Only two signatures are in the class 2 system, both of them the static wormholes. One we know leads to the C3, the other exits to high-sec. Jumping out plonks us in the Kor-Azor region, which is actually reasonably close to our exported ships. Ten jumps, all through high-sec, will get us to our cache and it looks like a good opportunity to bring some ships home. Fin is already in the C3 and warping homewards as I jump back to the C2, aiming to ditch my Tengu for a disposable frigate, only to see a Hurricane now sitting on the B274 wormhole. The locals are starved of sites to keep them amused but they apparently keep watch of d-scan, noticing our scanning probes and looking to catch whoever is passing through their system.

I evade the Hurricane simply enough, moving my Tengu away from the wormhole and cloaking, but his presence is not encouraging. A Drake battlecruiser joins him and launches drones, perhaps trying to flush me out, and although the Hurricane warps away I am not getting a good feeling about using this system as a thoroughfare. We could potentially get a few ships past this minor threat, but if more hostiles appear we could end up only moving ships from one high-sec system to another. We're not going to get anything more done tonight, so Fin and I settle down at home for an early night.

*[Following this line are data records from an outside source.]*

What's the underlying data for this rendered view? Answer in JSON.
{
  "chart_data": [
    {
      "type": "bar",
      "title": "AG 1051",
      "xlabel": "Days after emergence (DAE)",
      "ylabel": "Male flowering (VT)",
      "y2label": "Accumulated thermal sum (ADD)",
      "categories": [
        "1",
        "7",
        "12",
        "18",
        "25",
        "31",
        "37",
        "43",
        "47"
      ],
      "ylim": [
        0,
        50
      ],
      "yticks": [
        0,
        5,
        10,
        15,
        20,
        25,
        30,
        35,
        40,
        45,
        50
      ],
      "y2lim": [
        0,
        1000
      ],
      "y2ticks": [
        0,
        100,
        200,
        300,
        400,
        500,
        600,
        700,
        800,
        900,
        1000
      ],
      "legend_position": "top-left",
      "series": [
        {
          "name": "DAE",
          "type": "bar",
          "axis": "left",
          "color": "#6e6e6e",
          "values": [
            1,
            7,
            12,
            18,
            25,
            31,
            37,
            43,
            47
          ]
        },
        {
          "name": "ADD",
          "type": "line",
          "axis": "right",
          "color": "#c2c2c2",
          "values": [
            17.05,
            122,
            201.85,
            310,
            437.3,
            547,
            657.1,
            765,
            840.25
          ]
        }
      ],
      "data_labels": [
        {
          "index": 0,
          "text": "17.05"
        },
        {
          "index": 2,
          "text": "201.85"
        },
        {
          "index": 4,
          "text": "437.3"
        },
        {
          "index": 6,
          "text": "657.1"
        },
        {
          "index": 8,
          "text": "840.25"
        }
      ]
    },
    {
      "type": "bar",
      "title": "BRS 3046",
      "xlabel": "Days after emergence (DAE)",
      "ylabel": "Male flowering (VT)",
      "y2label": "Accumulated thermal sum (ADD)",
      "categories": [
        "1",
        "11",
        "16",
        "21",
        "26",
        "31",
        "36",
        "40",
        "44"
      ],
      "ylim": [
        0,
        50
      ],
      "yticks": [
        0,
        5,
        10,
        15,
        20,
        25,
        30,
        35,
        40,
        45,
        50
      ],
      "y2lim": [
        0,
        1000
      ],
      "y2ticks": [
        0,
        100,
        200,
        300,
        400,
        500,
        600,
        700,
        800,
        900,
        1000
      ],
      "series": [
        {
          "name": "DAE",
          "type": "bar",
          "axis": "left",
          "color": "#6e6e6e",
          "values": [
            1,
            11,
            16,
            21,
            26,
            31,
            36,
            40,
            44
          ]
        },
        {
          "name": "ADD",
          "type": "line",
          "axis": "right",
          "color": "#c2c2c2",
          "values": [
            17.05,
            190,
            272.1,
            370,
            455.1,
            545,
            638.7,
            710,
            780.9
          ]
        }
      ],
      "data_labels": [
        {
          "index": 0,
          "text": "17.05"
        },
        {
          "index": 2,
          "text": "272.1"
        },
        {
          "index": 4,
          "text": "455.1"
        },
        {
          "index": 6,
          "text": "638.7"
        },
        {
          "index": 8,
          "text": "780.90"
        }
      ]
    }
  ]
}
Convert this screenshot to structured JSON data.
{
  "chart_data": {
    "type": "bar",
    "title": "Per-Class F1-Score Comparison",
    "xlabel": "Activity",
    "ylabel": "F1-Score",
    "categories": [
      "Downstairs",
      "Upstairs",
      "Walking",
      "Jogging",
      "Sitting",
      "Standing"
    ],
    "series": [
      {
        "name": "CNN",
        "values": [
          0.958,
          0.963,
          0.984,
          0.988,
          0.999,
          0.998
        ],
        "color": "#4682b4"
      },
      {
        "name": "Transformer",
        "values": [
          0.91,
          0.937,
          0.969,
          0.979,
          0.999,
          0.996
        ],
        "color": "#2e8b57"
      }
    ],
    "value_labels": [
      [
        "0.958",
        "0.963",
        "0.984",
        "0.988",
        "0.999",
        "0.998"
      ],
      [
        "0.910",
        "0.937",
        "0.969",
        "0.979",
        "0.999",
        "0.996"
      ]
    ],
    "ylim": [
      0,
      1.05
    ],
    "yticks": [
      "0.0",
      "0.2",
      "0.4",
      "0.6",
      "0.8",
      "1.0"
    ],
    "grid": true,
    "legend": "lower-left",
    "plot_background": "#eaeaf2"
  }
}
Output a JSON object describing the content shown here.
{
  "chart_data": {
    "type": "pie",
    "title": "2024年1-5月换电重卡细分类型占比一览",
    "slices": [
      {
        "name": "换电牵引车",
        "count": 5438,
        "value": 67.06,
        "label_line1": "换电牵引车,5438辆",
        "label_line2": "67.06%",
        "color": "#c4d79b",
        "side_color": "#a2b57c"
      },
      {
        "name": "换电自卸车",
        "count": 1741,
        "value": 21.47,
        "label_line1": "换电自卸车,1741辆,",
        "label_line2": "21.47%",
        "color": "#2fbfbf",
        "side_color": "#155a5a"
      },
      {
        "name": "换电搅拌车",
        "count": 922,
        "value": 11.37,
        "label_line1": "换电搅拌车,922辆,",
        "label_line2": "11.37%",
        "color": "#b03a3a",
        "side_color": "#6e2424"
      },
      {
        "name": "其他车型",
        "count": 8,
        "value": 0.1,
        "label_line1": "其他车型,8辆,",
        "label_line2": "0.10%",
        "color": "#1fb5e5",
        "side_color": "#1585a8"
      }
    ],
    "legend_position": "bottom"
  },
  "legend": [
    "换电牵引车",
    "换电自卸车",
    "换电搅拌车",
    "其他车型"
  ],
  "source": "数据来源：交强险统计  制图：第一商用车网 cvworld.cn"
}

  1. 3 Responses to “Lots of ships, little opportunity”

  2. I think it was mentioned in some patch notes somewhere that drones don't decloak anymore...

    By Planetary Genocide on Aug 22, 2011

  3. That would be interesting, but I'm not sure how it might work. Uncontrolled drones approached to be scooped still decloak ships, and they ought to.

    What I'd like to see is cosmic signatures not decloaking ships.

    By pjharvey on Aug 22, 2011

  4. @Planetary: nope, drones definitely still decloak. The "drones don't decloak" troll makes its way around EVE meta-space every year or so, and nobody's ever shown me evidence that they haven't always decloaked you.

    If you have proof to the contrary, I'd love to see it.